If we apply,
\(\cfrac{1}{2}m_{\rho}v^{ 2 }_{ { max } }=E_{input/proton}=\cfrac{1}{2}c^{ 2 }*3.4354*density*\cfrac{1}{particle\,count\,per\,type}\)
from the post "Sonic Boom" dated 13 Oct 2017 to kerosene of average density of \(795\,kgm^{-3}\) and formula \(C_{13.5}H_{29}\)
\(\cfrac{1}{2}m_{\rho}v^{ 2 }_{ { max } }=E_{input/proton}=\cfrac{1}{2}c^{ 2 }*3.4354*795*\cfrac{1}{13.5*6+29*1}\)
we have \(v_{boom}=24.83\,ms^{-1}\) or \(89.38\,kmh^{-1}\)
And when kerosene is diluted with \(70\%\) gasoline, its density drops to \(30\%\) with its average molecular formula unchanged,
\(v_{boom}=24.83*0.3\)
\(v_{boom}=7.45\,ms^{-1}\) or \(26.81\,kmh^{-1}\)
Gasoline in this mixture will have a reduced density by \(70\%\), and so a similarly reduced boom speed of,
\(v_{boom}=37.46*0.7\)
\(v_{boom}=26.22\,ms^{-1}\) or \(94.40\,kmh^{-1}\)
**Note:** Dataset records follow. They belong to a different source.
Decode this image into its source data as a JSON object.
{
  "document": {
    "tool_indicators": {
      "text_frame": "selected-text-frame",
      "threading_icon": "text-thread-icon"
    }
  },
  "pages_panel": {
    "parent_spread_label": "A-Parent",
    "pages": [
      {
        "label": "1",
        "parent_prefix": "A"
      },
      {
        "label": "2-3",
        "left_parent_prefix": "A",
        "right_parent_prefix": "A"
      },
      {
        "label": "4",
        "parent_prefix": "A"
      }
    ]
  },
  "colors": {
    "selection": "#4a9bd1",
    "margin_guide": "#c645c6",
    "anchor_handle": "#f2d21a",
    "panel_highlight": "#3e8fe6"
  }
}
If boom speed is an indication of flash point (wrong not flash point, instead, kindle point), this is how mixing fuel reduces flash point. Molecular vibrations is directly proportional to temperature. At high temperature, in high vibrations, we achieve boom speed and the fuel is nuclear.
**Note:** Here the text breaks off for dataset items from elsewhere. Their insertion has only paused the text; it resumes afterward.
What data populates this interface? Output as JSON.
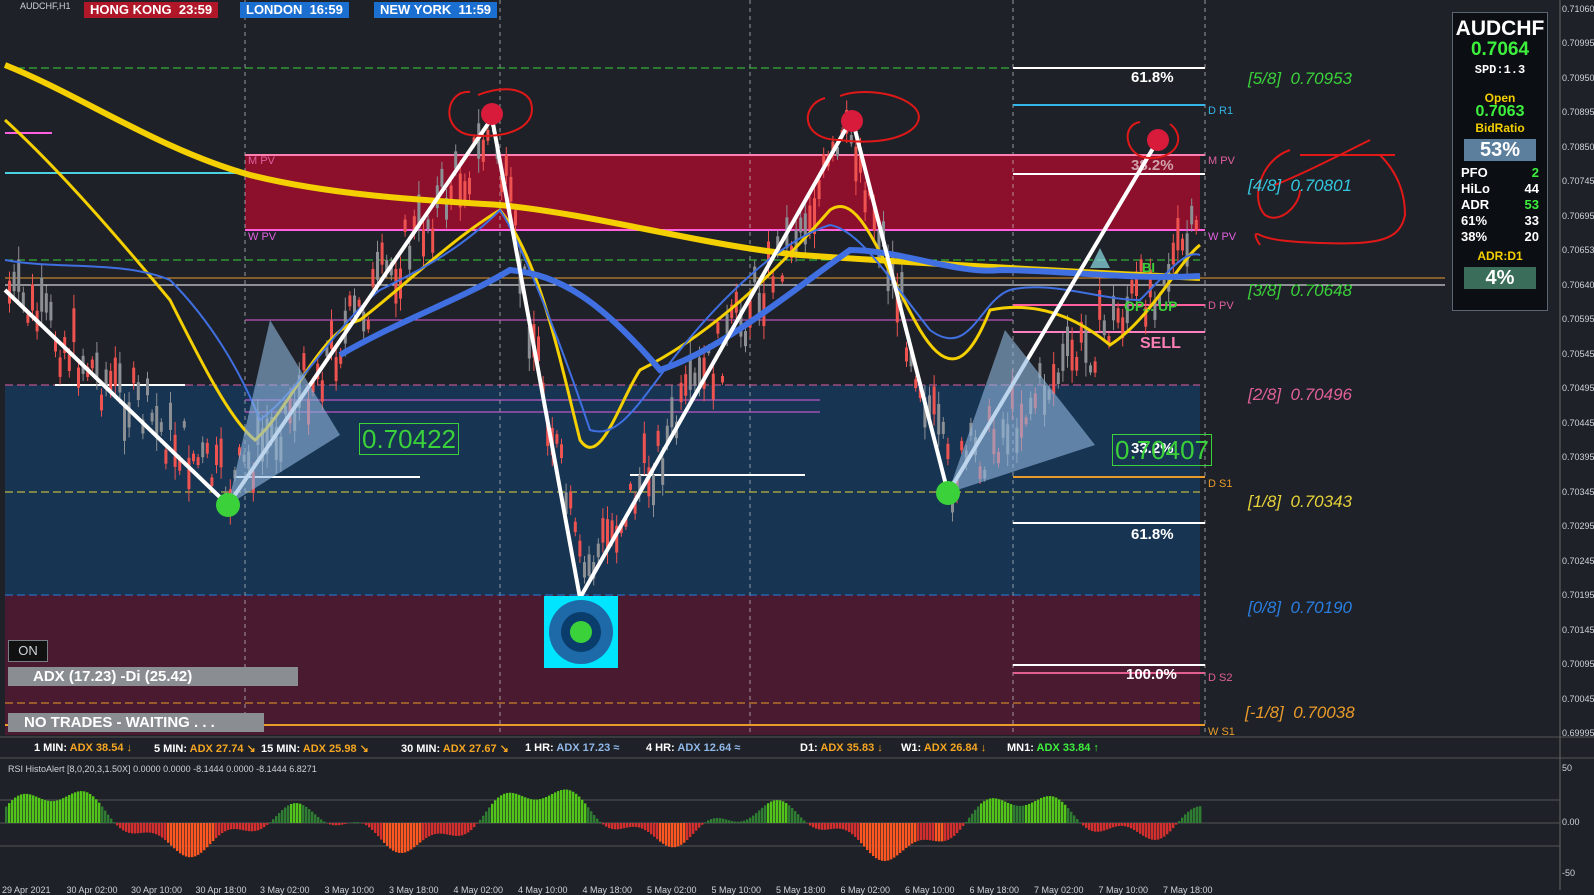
{
  "window": {
    "title": "AUDCHF,H1"
  },
  "clocks": [
    {
      "city": "HONG KONG",
      "time": "23:59",
      "color": "#b0182a"
    },
    {
      "city": "LONDON",
      "time": "16:59",
      "color": "#1b6fd0"
    },
    {
      "city": "NEW YORK",
      "time": "11:59",
      "color": "#1b6fd0"
    }
  ],
  "murrey_levels": [
    {
      "label": "[5/8]",
      "value": "0.70953",
      "color": "#3ad13a"
    },
    {
      "label": "[4/8]",
      "value": "0.70801",
      "color": "#33c8e0"
    },
    {
      "label": "[3/8]",
      "value": "0.70648",
      "color": "#3ad13a"
    },
    {
      "label": "[2/8]",
      "value": "0.70496",
      "color": "#e0609a"
    },
    {
      "label": "[1/8]",
      "value": "0.70343",
      "color": "#e6d23a"
    },
    {
      "label": "[0/8]",
      "value": "0.70190",
      "color": "#2a7ee0"
    },
    {
      "label": "[-1/8]",
      "value": "0.70038",
      "color": "#e89a2a"
    }
  ],
  "pivots": [
    {
      "label": "D R1",
      "color": "#33b5e8"
    },
    {
      "label": "M PV",
      "color": "#e060a0"
    },
    {
      "label": "W PV",
      "color": "#e060e0"
    },
    {
      "label": "D PV",
      "color": "#e060a0"
    },
    {
      "label": "D S1",
      "color": "#e89a2a"
    },
    {
      "label": "D S2",
      "color": "#e06090"
    },
    {
      "label": "W S1",
      "color": "#e89a2a"
    }
  ],
  "left_pivots": {
    "mpv": "M PV",
    "wpv": "W PV"
  },
  "fib_labels": [
    "61.8%",
    "38.2%",
    "33.2%",
    "61.8%",
    "100.0%"
  ],
  "price_boxes": [
    "0.70422",
    "0.70407"
  ],
  "signal_labels": {
    "sell": "SELL",
    "up": "OP... UP",
    "bi": "BI"
  },
  "info_panel": {
    "symbol": "AUDCHF",
    "price": "0.7064",
    "spread": "SPD:1.3",
    "open_label": "Open",
    "open_value": "0.7063",
    "bidratio_label": "BidRatio",
    "bidratio_value": "53%",
    "stats": [
      {
        "name": "PFO",
        "value": "2"
      },
      {
        "name": "HiLo",
        "value": "44"
      },
      {
        "name": "ADR",
        "value": "53"
      },
      {
        "name": "61%",
        "value": "33"
      },
      {
        "name": "38%",
        "value": "20"
      }
    ],
    "adr_label": "ADR:D1",
    "adr_value": "4%"
  },
  "price_axis": [
    "0.71060",
    "0.70995",
    "0.70950",
    "0.70895",
    "0.70850",
    "0.70745",
    "0.70695",
    "0.70653",
    "0.70640",
    "0.70595",
    "0.70545",
    "0.70495",
    "0.70445",
    "0.70395",
    "0.70345",
    "0.70295",
    "0.70245",
    "0.70195",
    "0.70145",
    "0.70095",
    "0.70045",
    "0.69995"
  ],
  "controls": {
    "on_label": "ON"
  },
  "adx_main": "ADX (17.23)  -Di (25.42)",
  "status_message": "NO TRADES - WAITING . . .",
  "adx_timeframes": [
    {
      "tf": "1 MIN:",
      "adx": "ADX 38.54",
      "arrow": "↓",
      "color": "#f5a623"
    },
    {
      "tf": "5 MIN:",
      "adx": "ADX 27.74",
      "arrow": "↘",
      "color": "#f5a623"
    },
    {
      "tf": "15 MIN:",
      "adx": "ADX 25.98",
      "arrow": "↘",
      "color": "#f5a623"
    },
    {
      "tf": "30 MIN:",
      "adx": "ADX 27.67",
      "arrow": "↘",
      "color": "#f5a623"
    },
    {
      "tf": "1 HR:",
      "adx": "ADX 17.23",
      "arrow": "≈",
      "color": "#8fb8e8"
    },
    {
      "tf": "4 HR:",
      "adx": "ADX 12.64",
      "arrow": "≈",
      "color": "#8fb8e8"
    },
    {
      "tf": "D1:",
      "adx": "ADX 35.83",
      "arrow": "↓",
      "color": "#f5a623"
    },
    {
      "tf": "W1:",
      "adx": "ADX 26.84",
      "arrow": "↓",
      "color": "#f5a623"
    },
    {
      "tf": "MN1:",
      "adx": "ADX 33.84",
      "arrow": "↑",
      "color": "#3ef03e"
    }
  ],
  "rsi_indicator": {
    "title": "RSI HistoAlert [8,0,20,3,1.50X] 0.0000 0.0000 -8.1444 0.0000 -8.1444 6.8271",
    "levels": [
      "50",
      "0.00",
      "-50"
    ]
  },
  "time_axis": [
    "29 Apr 2021",
    "30 Apr 02:00",
    "30 Apr 10:00",
    "30 Apr 18:00",
    "3 May 02:00",
    "3 May 10:00",
    "3 May 18:00",
    "4 May 02:00",
    "4 May 10:00",
    "4 May 18:00",
    "5 May 02:00",
    "5 May 10:00",
    "5 May 18:00",
    "6 May 02:00",
    "6 May 10:00",
    "6 May 18:00",
    "7 May 02:00",
    "7 May 10:00",
    "7 May 18:00"
  ],
  "colors": {
    "background": "#1e2127",
    "bull": "#52c41a",
    "bear": "#ef5350",
    "ma_yellow": "#f5d000",
    "ma_blue": "#3f6fe0"
  }
}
Note: Auto-ignition temperature or kindling point of a substance is the lowest temperature at which it spontaneously ignites in normal atmosphere without an external source of ignition, such as a flame or spark. Is should be kindling point and not flash point that is referred to above.